Linezolid is a relatively new drug, out since 2000 (and, as a downside, still under patent and, according to patients who have been prescribed it, very expensive). It was the first of a new drug class, the oxazolidinones; since there were no “me too” similarities to older drugs, clinicians hoped that resistance to linezolid would be slow in coming.

No such luck.

The first recognized case of linezolid resistance in staph was recorded in 2001. Still, there have been relatively few cases of LRSA, or staph that possesses both linezolid and beta-lactam resistance: 8 cases in the US to date, 2 in Germany and 1 each in Brazil, Colombia and the UK.They have all been caused by a particular point mutation, G2576T.

This Spanish outbreak, though, had a different cause, the importation of the cfr gene, which also mediates resistance to the older drugs clindamycin and chloramphenicol, apparently on a plasmid, possibly from a staph strain common in cows. The outbreak caused by this new mechanism was as large as the entire known burden of LRSA to date: 12 patients, over 10 weeks in 2008, in 3 linked ICUs, pls 3 patients who were not in intensive care, but had had previous ICU stays. Six of the patients had ventilator-associated pneumonia and 3 were bacteremic. Six died — though the authors are careful to say that all of these patients were critically ill, with brain tumor and esophageal cancer among other problems, and that LRSA was not directly responsible for all of the deaths.
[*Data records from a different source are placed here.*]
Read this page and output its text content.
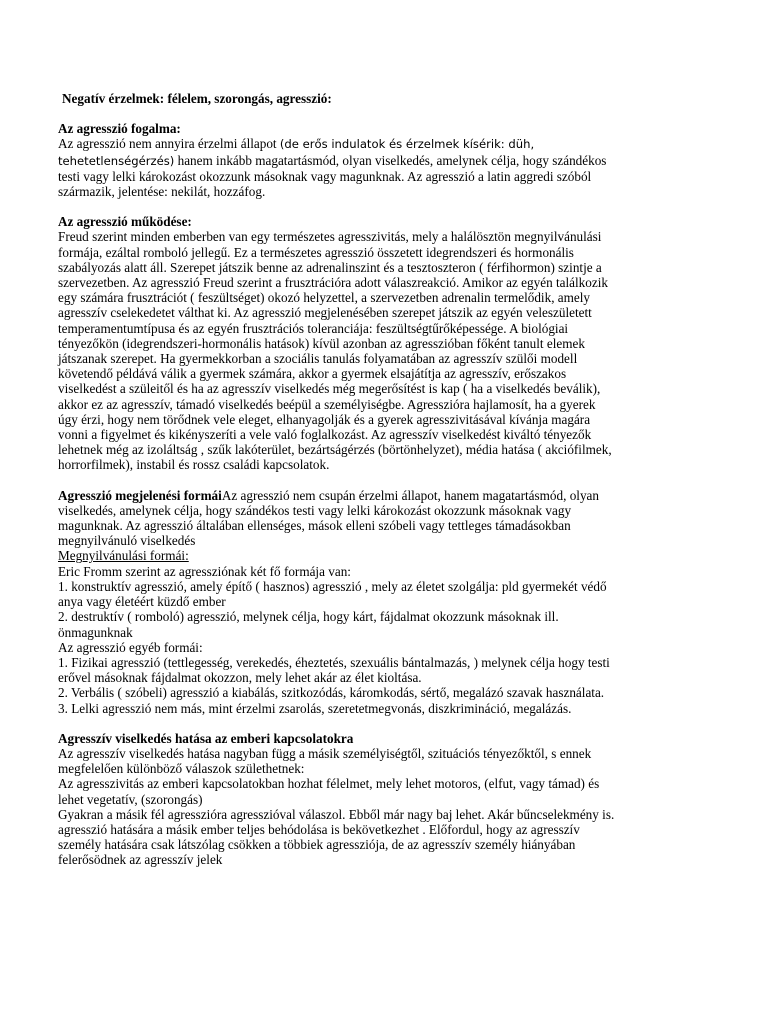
Negatív érzelmek: félelem, szorongás, agresszió:
Az agresszió fogalma:

Az agresszió nem annyira érzelmi állapot (de erős indulatok és érzelmek kísérik: düh, tehetetlenségérzés) hanem inkább magatartásmód, olyan viselkedés, amelynek célja, hogy szándékos testi vagy lelki károkozást okozzunk másoknak vagy magunknak. Az agresszió a latin aggredi szóból származik, jelentése: nekilát, hozzáfog.

Az agresszió működése:

Freud szerint minden emberben van egy természetes agresszivitás, mely a halálösztön megnyilvánulási formája, ezáltal romboló jellegű. Ez a természetes agresszió összetett idegrendszeri és hormonális szabályozás alatt áll. Szerepet játszik benne az adrenalinszint és a tesztoszteron ( férfihormon) szintje a szervezetben. Az agresszió Freud szerint a frusztrációra adott válaszreakció. Amikor az egyén találkozik egy számára frusztrációt ( feszültséget) okozó helyzettel, a szervezetben adrenalin termelődik, amely agresszív cselekedetet válthat ki. Az agresszió megjelenésében szerepet játszik az egyén veleszületett temperamentumtípusa és az egyén frusztrációs toleranciája: feszültségtűrőképessége. A biológiai tényezőkön (idegrendszeri-hormonális hatások) kívül azonban az agresszióban főként tanult elemek játszanak szerepet. Ha gyermekkorban a szociális tanulás folyamatában az agresszív szülői modell követendő példává válik a gyermek számára, akkor a gyermek elsajátítja az agresszív, erőszakos viselkedést a szüleitől és ha az agresszív viselkedés még megerősítést is kap ( ha a viselkedés beválik), akkor ez az agresszív, támadó viselkedés beépül a személyiségbe. Agresszióra hajlamosít, ha a gyerek úgy érzi, hogy nem törődnek vele eleget, elhanyagolják és a gyerek agresszivitásával kívánja magára vonni a figyelmet és kikényszeríti a vele való foglalkozást. Az agresszív viselkedést kiváltó tényezők lehetnek még az izoláltság , szűk lakóterület, bezártságérzés (börtönhelyzet), média hatása ( akciófilmek, horrorfilmek), instabil és rossz családi kapcsolatok.

Agresszió megjelenési formáiAz agresszió nem csupán érzelmi állapot, hanem magatartásmód, olyan viselkedés, amelynek célja, hogy szándékos testi vagy lelki károkozást okozzunk másoknak vagy magunknak. Az agresszió általában ellenséges, mások elleni szóbeli vagy tettleges támadásokban megnyilvánuló viselkedés

Megnyilvánulási formái:
Eric Fromm szerint az agressziónak két fő formája van:
1. konstruktív agresszió, amely építő ( hasznos) agresszió , mely az életet szolgálja: pld gyermekét védő anya vagy életéért küzdő ember
2. destruktív ( romboló) agresszió, melynek célja, hogy kárt, fájdalmat okozzunk másoknak ill. önmagunknak
Az agresszió egyéb formái:
1. Fizikai agresszió (tettlegesség, verekedés, éheztetés, szexuális bántalmazás, ) melynek célja hogy testi erővel másoknak fájdalmat okozzon, mely lehet akár az élet kioltása.
2. Verbális ( szóbeli) agresszió a kiabálás, szitkozódás, káromkodás, sértő, megalázó szavak használata.
3. Lelki agresszió nem más, mint érzelmi zsarolás, szeretetmegvonás, diszkrimináció, megalázás.
Agresszív viselkedés hatása az emberi kapcsolatokra
Az agresszív viselkedés hatása nagyban függ a másik személyiségtől, szituációs tényezőktől, s ennek megfelelően különböző válaszok születhetnek:
Az agresszivitás az emberi kapcsolatokban hozhat félelmet, mely lehet motoros, (elfut, vagy támad) és lehet vegetatív, (szorongás)
Gyakran a másik fél agresszióra agresszióval válaszol. Ebből már nagy baj lehet. Akár bűncselekmény is.
agresszió hatására a másik ember teljes behódolása is bekövetkezhet . Előfordul, hogy az agresszív személy hatására csak látszólag csökken a többiek agressziója, de az agresszív személy hiányában felerősödnek az agresszív jelek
More bad news: There were actually 4 clones of LRSA within this outbreak, with slightly different resistance patterns. Troublingly, one of the 4 had reduced sensitivity to glycopeptides; the chief glycopeptide is vancomycin, which has been the go-to drug for MRSA for 50 years.

The hospital checked its staff and the ICU environments, and found nothing of significance; there was no reservoir in the hospital that was passing this newly resistant strain to patients. With no obvious solution there, they dialed back sharply on their linezolid use, going from more than 200 doses per day in April 2008 to 25 doses per day in June. That aggressive antibiotic stewardship appears to have put the brakes on the outbreak, and after June, no additional cases were recorded.

An accompanying editorial underlines how critical antibiotic stewardship was in controlling this outbreak, while also pointing out how very liberal the hospital was in prescribing linezolid before the outbreak began — suggesting that if the institution had used its antibiotics more conservatively from the start, this outbreak might not have arisen, or at least not have been as large.

No one doubts the importance of infection-control practices in limiting outbreaks with antibiotic-resistant organisms, but optimizing antibiotic use remains essential for successful control of such outbreaks…No longer can clinicians’ unrestricted use of antibiotics and ignoring suggestions from those who attempt to improve or alter antibiotic use be tolerated. Clinicians must understand the sense of urgency about the appropriate use of antibiotics.

Indeed.

(NB, this outbreak was also written up a few months ago in Clinical Infectious Diseases, and was a late-breaker paper at the 2008 ICAAC meeting.)